Spending large amounts of time alone is not good for human beings. We get strange. But as a writer, that’s one of the job hazards. I got used to being alone, though, even before I chose to write in every spare second I had.
I grew up in the basement of my house watching TV and working on my play. I was pale. I had dark circles under my eyes. And I was alone. I built multiverses out of legos. I read dark tomes. I watched Happy Days. Lots of Happy Days. Real life couldn’t compete with all that alone time.
I can still go there, and so I can write books. If I had been more well-adjusted and popular, I probably wouldn’t have wanted to be a writer. What’s done is done, though.
The thing is, after I wrote in isolation for years and years, fourteen years and hundreds of thousands of words later, I wasn’t making much progress. And I was lonely.
Somehow, I got the idea that writers were like high school theatre people. Not sure where I got that. It’s not the truth. I was driven to meet other writers because I was desperate to improve and I needed help. So I reached out.
We write alone, but we are not alone.
All of that is a long intro to Step Five. Step Five in its basic form is reading our inventory out loud to another person. A real-life person. Someone who can listen and keep quiet about what they heard. Some people use priests for this. Others call 411. True story, someone dropped an inventory on the poor gal working the information desk.
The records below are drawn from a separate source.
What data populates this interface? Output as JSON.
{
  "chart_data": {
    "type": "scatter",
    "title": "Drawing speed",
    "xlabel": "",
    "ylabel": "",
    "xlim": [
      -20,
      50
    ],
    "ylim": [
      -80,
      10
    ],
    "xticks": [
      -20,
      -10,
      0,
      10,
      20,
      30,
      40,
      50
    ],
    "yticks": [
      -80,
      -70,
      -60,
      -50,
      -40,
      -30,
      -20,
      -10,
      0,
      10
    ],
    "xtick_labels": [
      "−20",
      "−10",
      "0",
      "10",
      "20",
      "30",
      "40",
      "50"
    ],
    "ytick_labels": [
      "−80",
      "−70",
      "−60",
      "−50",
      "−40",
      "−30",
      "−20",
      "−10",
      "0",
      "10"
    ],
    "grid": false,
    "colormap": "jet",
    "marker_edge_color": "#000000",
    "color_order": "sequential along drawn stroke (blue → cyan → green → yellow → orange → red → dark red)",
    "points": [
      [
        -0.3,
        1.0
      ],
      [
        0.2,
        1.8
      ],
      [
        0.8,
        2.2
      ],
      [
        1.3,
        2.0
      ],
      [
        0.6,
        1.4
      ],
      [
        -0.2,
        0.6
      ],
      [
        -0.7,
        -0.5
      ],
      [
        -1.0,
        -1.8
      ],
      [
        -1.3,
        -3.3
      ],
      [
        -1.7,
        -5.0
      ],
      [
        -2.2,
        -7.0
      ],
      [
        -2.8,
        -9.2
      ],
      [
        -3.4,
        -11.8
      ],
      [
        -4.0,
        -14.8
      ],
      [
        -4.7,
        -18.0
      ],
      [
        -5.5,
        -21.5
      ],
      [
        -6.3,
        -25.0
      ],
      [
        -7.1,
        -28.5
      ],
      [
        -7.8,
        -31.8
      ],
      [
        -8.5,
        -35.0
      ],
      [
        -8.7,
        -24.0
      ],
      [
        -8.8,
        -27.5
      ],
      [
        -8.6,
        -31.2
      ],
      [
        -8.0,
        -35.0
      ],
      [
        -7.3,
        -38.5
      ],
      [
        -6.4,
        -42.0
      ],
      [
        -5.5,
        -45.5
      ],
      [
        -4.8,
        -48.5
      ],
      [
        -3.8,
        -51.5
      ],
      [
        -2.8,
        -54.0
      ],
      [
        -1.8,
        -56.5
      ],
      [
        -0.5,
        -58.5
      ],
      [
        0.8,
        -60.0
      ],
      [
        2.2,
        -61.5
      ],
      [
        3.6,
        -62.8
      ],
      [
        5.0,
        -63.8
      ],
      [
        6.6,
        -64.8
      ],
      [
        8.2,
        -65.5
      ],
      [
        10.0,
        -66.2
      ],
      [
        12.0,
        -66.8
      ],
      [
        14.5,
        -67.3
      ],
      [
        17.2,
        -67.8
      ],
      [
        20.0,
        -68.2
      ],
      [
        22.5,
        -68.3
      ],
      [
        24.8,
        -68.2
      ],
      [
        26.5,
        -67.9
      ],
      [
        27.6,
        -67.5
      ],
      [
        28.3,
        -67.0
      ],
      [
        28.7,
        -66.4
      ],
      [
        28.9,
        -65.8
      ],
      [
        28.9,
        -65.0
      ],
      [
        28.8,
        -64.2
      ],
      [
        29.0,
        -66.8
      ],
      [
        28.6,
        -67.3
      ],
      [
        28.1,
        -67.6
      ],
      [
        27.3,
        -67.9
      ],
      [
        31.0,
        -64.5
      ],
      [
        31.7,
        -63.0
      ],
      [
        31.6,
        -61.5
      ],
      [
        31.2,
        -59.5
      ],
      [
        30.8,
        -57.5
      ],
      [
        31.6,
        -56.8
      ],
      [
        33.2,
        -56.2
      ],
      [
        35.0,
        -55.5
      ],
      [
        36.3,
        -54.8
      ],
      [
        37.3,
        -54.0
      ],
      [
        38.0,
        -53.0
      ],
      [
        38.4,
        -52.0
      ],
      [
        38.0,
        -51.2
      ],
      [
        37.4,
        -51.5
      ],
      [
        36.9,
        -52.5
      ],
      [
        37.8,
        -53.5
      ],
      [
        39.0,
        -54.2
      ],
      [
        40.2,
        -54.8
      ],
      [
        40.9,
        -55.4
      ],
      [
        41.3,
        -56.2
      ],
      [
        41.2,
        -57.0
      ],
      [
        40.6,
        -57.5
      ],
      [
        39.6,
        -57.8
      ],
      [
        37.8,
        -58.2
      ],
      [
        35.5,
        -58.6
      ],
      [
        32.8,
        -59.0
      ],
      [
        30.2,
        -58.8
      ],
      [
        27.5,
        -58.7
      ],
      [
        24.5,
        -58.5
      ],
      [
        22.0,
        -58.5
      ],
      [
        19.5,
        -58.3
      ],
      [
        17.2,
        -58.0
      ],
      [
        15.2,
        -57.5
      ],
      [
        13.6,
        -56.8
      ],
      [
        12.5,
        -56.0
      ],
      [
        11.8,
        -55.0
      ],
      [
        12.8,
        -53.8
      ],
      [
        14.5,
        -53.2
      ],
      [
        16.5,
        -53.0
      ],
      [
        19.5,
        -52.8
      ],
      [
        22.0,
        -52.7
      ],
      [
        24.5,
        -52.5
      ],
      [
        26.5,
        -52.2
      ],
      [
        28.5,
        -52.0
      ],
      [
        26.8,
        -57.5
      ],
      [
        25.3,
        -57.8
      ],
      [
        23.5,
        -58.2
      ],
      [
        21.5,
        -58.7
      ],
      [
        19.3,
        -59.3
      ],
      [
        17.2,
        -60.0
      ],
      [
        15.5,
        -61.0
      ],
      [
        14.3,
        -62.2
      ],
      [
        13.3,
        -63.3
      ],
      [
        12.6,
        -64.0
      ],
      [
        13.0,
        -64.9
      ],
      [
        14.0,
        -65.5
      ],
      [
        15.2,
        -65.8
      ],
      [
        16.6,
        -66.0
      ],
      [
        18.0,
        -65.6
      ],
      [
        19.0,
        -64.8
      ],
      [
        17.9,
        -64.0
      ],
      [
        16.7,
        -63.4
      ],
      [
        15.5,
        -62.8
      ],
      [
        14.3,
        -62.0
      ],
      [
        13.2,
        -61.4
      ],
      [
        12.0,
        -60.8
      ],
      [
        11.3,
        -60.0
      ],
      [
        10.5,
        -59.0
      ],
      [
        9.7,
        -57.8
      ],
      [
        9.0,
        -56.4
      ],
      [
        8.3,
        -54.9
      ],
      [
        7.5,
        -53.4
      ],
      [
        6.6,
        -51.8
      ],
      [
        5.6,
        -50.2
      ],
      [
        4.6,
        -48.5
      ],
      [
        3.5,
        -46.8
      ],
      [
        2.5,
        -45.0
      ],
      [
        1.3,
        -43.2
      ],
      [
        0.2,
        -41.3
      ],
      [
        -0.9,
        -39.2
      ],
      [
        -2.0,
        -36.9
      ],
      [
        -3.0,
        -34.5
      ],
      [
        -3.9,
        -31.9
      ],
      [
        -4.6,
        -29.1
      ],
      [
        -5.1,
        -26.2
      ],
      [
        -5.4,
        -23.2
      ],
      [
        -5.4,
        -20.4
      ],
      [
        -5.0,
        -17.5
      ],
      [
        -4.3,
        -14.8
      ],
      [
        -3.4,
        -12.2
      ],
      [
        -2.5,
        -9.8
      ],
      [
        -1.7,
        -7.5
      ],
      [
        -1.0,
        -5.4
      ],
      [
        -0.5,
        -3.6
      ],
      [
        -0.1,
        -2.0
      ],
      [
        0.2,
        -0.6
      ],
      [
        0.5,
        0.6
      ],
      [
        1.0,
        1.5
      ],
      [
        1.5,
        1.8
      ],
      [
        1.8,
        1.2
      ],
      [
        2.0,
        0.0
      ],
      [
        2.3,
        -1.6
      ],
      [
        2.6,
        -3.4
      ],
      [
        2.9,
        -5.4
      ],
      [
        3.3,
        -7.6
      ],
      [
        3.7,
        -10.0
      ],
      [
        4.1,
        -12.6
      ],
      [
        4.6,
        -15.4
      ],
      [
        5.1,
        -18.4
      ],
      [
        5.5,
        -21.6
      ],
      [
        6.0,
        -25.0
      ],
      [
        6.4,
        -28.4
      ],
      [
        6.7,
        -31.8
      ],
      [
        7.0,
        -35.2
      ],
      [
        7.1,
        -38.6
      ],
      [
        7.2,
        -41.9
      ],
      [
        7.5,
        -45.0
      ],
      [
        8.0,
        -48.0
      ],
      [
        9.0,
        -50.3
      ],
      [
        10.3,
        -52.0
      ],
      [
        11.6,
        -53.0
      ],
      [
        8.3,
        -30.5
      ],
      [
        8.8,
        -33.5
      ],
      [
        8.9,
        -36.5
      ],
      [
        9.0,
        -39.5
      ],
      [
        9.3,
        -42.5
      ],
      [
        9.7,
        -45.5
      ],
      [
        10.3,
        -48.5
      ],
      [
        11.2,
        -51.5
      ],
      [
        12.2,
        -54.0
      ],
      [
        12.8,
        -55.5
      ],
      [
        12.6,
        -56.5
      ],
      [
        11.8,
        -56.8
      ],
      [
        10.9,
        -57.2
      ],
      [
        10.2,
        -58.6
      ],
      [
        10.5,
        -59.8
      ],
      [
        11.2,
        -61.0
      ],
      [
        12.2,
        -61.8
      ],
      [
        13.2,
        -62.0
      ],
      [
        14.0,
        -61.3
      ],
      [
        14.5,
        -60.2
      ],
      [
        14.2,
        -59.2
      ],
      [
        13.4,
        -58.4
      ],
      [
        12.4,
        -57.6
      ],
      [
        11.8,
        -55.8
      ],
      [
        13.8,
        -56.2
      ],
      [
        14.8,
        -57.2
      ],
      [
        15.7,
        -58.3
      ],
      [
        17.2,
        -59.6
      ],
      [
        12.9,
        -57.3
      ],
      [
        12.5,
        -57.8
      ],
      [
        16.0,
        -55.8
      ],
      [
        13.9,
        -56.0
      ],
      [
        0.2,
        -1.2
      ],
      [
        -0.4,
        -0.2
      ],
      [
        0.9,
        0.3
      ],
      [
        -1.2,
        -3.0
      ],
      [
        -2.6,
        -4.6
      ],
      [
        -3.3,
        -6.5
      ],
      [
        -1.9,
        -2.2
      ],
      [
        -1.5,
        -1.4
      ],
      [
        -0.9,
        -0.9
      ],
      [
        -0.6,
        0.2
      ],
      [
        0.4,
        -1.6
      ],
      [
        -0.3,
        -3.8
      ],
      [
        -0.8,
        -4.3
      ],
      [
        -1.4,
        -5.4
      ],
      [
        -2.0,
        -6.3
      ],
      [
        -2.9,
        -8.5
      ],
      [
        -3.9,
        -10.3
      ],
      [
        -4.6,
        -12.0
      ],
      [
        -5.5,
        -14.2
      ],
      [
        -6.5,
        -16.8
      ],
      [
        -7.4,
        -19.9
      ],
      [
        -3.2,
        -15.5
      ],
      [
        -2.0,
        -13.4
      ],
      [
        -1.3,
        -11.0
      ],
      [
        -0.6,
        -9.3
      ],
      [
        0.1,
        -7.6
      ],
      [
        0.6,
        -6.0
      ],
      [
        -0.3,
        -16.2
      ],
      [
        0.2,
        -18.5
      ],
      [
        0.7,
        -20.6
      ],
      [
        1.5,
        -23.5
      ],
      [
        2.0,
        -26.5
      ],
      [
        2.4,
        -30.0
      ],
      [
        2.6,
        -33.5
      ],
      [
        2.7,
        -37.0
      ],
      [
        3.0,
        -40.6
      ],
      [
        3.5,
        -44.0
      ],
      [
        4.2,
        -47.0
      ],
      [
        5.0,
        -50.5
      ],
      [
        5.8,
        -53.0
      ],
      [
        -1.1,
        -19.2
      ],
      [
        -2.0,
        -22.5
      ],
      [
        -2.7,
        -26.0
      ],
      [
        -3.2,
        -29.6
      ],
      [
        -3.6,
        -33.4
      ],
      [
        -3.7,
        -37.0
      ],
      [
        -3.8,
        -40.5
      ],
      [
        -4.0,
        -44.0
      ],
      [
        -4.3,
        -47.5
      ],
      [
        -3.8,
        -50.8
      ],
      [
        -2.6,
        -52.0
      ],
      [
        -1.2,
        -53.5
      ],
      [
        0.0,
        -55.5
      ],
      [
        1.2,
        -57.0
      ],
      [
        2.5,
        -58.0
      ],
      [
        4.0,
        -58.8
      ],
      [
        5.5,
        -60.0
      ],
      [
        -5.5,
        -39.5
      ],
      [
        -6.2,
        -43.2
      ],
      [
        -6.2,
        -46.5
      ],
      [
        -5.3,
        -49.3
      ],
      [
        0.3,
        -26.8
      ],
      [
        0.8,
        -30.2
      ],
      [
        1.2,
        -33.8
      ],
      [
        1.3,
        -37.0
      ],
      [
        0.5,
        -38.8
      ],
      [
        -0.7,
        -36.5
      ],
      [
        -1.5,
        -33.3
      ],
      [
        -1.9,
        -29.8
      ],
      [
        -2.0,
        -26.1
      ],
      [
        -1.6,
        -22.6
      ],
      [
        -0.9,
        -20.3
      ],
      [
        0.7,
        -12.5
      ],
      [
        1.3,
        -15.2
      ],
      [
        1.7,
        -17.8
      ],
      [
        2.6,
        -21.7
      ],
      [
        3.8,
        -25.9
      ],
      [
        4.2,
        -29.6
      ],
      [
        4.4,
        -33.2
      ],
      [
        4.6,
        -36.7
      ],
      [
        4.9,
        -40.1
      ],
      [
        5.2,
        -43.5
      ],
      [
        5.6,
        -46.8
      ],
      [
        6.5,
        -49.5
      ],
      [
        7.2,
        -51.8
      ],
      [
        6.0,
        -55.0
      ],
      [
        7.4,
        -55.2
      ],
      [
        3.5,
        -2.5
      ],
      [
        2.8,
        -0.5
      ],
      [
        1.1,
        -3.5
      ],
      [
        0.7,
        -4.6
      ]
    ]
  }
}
The process of reading our inventory, listing our inventories, admitting to our petty resentments, makes it real. As we read, we are admitting to ourselves what is really going on. Another person bears witness and represents the world. Get out your rosary beads, light the incense, get your Catholic on—this is a confession.
We’ll talk more about step five next week.
There are sacrifices that come with writing. It takes concentration and time and, for most people, quiet. When I’m writing on a book, I get a bit obsessive about completing it. I have to force myself to walk away and go out to dinner or spend time with my family, etc. The main thing that bugs me when I’m writing is that I’m not reading. This year I’ve decided that March is my read month!
Sacrifices. Brutal, brutal sacrifices. Thanks Rebecca for leaving a comment!